/VisARTM

Visualizer for Topic Models built using BigARTM

Primary LanguageHTMLApache License 2.0Apache-2.0

VisARTM

VisARTM is intended to become a successor of tm_navigator, a tool for visualizing and assessing Topic Models primarily built using BigARTM - fast and scalable library for Topic Modelling.

Installation and setup

VisARTM uses Python 3. While VisARTM is likely to work with Python 2, it is not guaranteed.

pip install -r requirements.txt before using VisARTM. VisARTM requiers fairly recent flask and flask_sqlalchemy.

Data format in VisARTM

All files required by VisARTM should be provided in .csv format. See columns and sample values for each input file below.

Files related to dataset

document.csv

id abstract content
0 document-0 abstact-0
1 document-1 abstact-1

term.csv

id text
0 milk
1 Python

document_similarity.csv

document_l_id document_r_id similarity
0 1 0.5
0 2 0.2

term_similarity.csv

term_l_id term_r_id similarity
0 1 0.5
0 2 0.6

document_term.csv

document_id term_id count
0 0 100
0 1 0

Files related to topic model

topic.csv

id title probability is_background
0 Topic 0 0.95 1
1 Topic 1 0.2 0

topic_similarity.csv

topic_l_id topic_r_id similarity
0 1 0.22
0 2 0.6

document_topic.csv

document_id topic_id prob_dt prob_td
0 0 0.22 0.6
0 1 0.61 0.3

topic_term.csv

topic_id term_id prob_wt prob_tw
0 0 0.22 0.6
0 1 0.4 0.2

Loading data into VisARTM

To generate some random data and see its visualization use ./setup_sample.py. This script generates some random data, writes everything to data subfolder and adds generated data to VisARTM database.

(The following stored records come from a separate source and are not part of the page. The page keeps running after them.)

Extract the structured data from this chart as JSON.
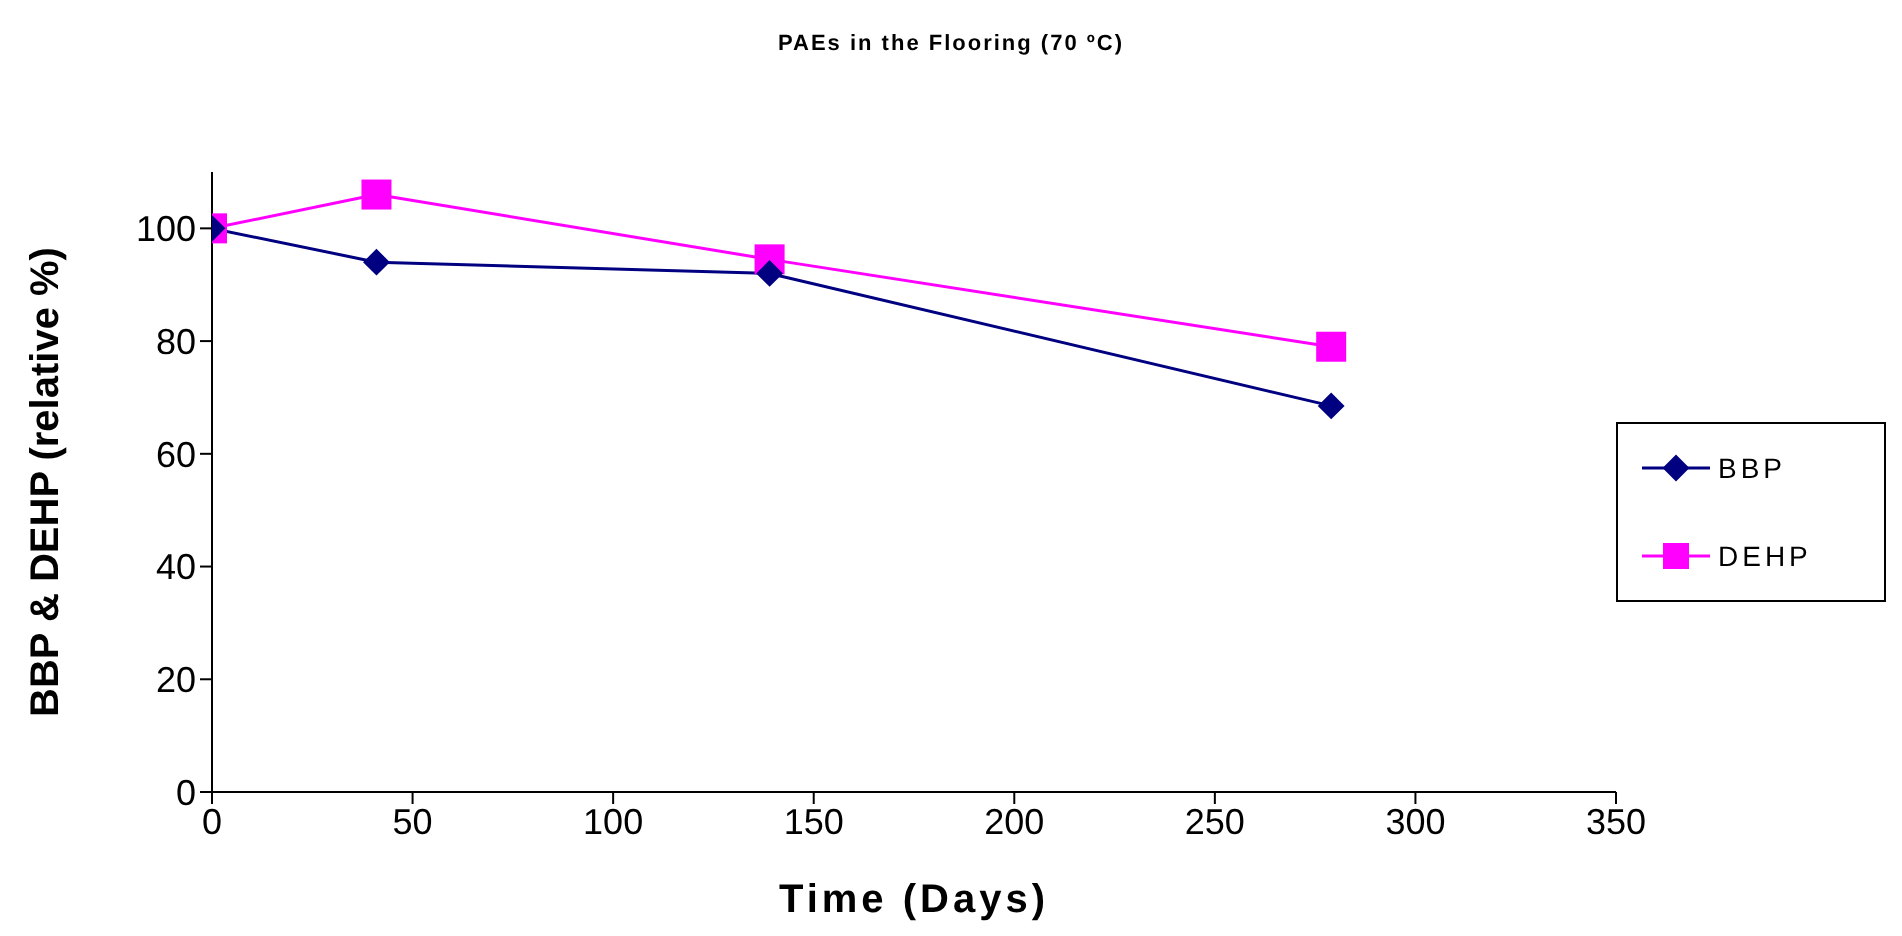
{
  "chart_data": {
    "type": "line",
    "title": "PAEs in the Flooring (70 ºC)",
    "xlabel": "Time (Days)",
    "ylabel": "BBP & DEHP (relative %)",
    "series": [
      {
        "name": "BBP",
        "color": "#000080",
        "marker": "diamond",
        "x": [
          0,
          41,
          139,
          279
        ],
        "values": [
          100,
          94,
          92,
          68.5
        ]
      },
      {
        "name": "DEHP",
        "color": "#ff00ff",
        "marker": "square",
        "x": [
          0,
          41,
          139,
          279
        ],
        "values": [
          100,
          106,
          94.5,
          79
        ]
      }
    ],
    "xlim": [
      0,
      350
    ],
    "xticks": [
      0,
      50,
      100,
      150,
      200,
      250,
      300,
      350
    ],
    "ylim": [
      0,
      110
    ],
    "yticks": [
      0,
      20,
      40,
      60,
      80,
      100
    ],
    "grid": false,
    "legend": "right"
  }
}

Generating VisARTM-compatible models from BigARTM models would be supported in the future.

To load your custom model into VisARTM do the following:

  1. Put data files in appropriate format into a folder.
  2. Call clear() and create() to ensure that project database is cleared from everything.
  3. Call following Python functions from manage.py:
  • add_dataset('Your Dataset Name', 'path_to_dataset') - this creates dataset-related entries in the database and loads data.
  • add_topic_model('Your Topic Model name', 'data', created_dataset_id) where created_dataset_id is the id of added dataset returned from previous point
  1. Good job! Now you're all set. Do python3 serve.py to see the loaded model and begin assessment.